Laura Gascoigne

Roving eye

Laura Gascoigne speaks to Marvin E. Newman, whose painterly photographs have been rediscovered by Taschen

issue 20 May 2017

Photography has many genres, even more than painting, and most photographers achieve fame by focusing on one of them. There are technical reasons for this. Armed only with a bunch of brushes and a palette of colours, a painter can achieve a variety of effects — close-up, distance, soft or sharp focus, motion — for which a photographer needs a battery of cameras and associated paraphernalia in the form of lenses, films, lights and filters, and the technical know-how to get the best out of each.

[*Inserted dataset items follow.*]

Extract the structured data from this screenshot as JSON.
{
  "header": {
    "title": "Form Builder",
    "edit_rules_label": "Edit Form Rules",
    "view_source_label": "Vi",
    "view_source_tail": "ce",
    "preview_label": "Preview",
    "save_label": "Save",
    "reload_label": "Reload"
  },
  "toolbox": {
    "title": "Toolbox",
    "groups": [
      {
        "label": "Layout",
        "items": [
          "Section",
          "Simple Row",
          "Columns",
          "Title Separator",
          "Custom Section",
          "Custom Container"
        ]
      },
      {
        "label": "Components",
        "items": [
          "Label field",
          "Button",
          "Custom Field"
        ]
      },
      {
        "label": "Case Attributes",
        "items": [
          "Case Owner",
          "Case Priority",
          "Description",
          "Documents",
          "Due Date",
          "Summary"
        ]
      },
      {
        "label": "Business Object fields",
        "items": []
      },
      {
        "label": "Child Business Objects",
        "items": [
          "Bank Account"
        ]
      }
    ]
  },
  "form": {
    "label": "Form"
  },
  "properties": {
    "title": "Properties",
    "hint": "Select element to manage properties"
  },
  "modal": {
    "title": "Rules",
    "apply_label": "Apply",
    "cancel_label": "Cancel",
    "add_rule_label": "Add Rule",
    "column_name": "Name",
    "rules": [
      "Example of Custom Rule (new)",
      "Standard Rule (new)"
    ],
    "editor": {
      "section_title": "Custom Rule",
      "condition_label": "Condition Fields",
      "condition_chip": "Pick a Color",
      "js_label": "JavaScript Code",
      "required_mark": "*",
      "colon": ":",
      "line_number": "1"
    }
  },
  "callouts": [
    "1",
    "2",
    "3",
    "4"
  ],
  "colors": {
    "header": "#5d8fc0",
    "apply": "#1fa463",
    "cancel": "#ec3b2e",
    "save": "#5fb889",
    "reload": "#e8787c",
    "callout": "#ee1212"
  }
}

There is also professional snobbery. Jobbing photographers who work across genres for magazine assignments are less likely to be taken seriously as artists. The distinction may be artificial (pun intended) but it exists, and it explains why New York photographer Marvin E. Newman has had to wait until the age of 89 for a monograph on his work to be published by Taschen.

‘Chicago’, 1951, by Marvin E. Newman

Social documentary, travel, fashion, sport, even the funeral of JFK — Newman has shot them all through every sort of lens with every conceivable combination of film, flashbulb and filter. When I naively inquire, as a technopagan more used to interviewing painters, how he got that deliciously lurid green wash on his 1983 series of night scenes of Broadway, he replies: ‘You don’t get it, it’s what exists,’ before patiently explaining how different light sources have different colour temperatures and using tungsten film with the fluorescent lights of the theatre marquees brings out that green.

Oh, I see.

‘Theory really works.’

’42nd Street’, 1983, by Marvin E. Newman

It works magic on the silver bodywork of the Bentley cruising slummingly along 42nd Street past a cinema advertising porno-horror ‘MAKE THEM DIE SLOWLY’ with the teaser ‘To [sic] disgusting to watch! To [sic] bizarre to resist!’ In the back of the car, a passenger with a camera snaps the photographer.